To look at the Madera County budget, click here.

For more details and the Expenditure Plan for Measure L, click here.

4 comments

  1. The responses are so selective in the facts and deflect from the concerns it’s like a politician wrote it. Why not give a complete question and answer? Because It wouldn’t support your stance that’s why. Bias propaganda.

    • We gave the County the opportunity to respond to assertions that they say disagree with their actual budget numbers, and the process happening with the Board of Supervisors on several issues. We also included concerns raised by citizens at public meetings and on social media. We ran a piece from the opposition committee last week, and this is the County’s response to those issues. If those opposed to the measure would like to submit a guest column with facts that disagree with the County’s figures, we will be happy to run it.

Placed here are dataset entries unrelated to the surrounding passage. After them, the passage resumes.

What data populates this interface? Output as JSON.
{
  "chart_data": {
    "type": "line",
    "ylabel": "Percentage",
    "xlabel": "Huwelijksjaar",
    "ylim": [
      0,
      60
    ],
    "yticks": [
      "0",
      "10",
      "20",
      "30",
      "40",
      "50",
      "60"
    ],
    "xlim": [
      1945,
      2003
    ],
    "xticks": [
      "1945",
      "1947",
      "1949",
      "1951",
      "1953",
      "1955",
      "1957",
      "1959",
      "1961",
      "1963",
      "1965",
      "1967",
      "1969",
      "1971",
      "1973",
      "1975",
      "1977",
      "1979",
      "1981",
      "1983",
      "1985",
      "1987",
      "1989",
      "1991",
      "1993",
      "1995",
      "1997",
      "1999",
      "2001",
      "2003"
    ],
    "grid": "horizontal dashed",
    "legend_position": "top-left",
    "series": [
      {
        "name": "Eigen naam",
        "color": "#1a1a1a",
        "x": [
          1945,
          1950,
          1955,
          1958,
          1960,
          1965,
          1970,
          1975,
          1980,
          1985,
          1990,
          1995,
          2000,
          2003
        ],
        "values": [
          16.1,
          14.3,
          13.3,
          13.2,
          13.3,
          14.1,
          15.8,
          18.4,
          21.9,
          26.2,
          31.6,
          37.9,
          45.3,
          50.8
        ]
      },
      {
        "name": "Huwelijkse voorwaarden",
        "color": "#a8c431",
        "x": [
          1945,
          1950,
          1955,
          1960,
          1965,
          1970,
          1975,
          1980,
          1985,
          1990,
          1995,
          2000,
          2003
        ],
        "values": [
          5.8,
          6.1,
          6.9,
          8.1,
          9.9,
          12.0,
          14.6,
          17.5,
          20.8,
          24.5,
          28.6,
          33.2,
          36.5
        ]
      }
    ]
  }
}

  2. Is signage on Hwy. 41 more important than fire service? Sounds the supervisors have about $ 1,050,000 tied up in the idea. If you are going up Hwy. 41 at that point where else are you going? Why do you need a sign?

    • The County does not have over $1 million committed to a sign. That is simply not true. The land was being marketed at $500,000, but the County has no intention of paying that. They are working with developers and the River Parkway people to work out a deal. A sign has been designed, and the design work was paid for out of a one-time settlement. No money has yet, or is intended to come out of the general fund for the sign.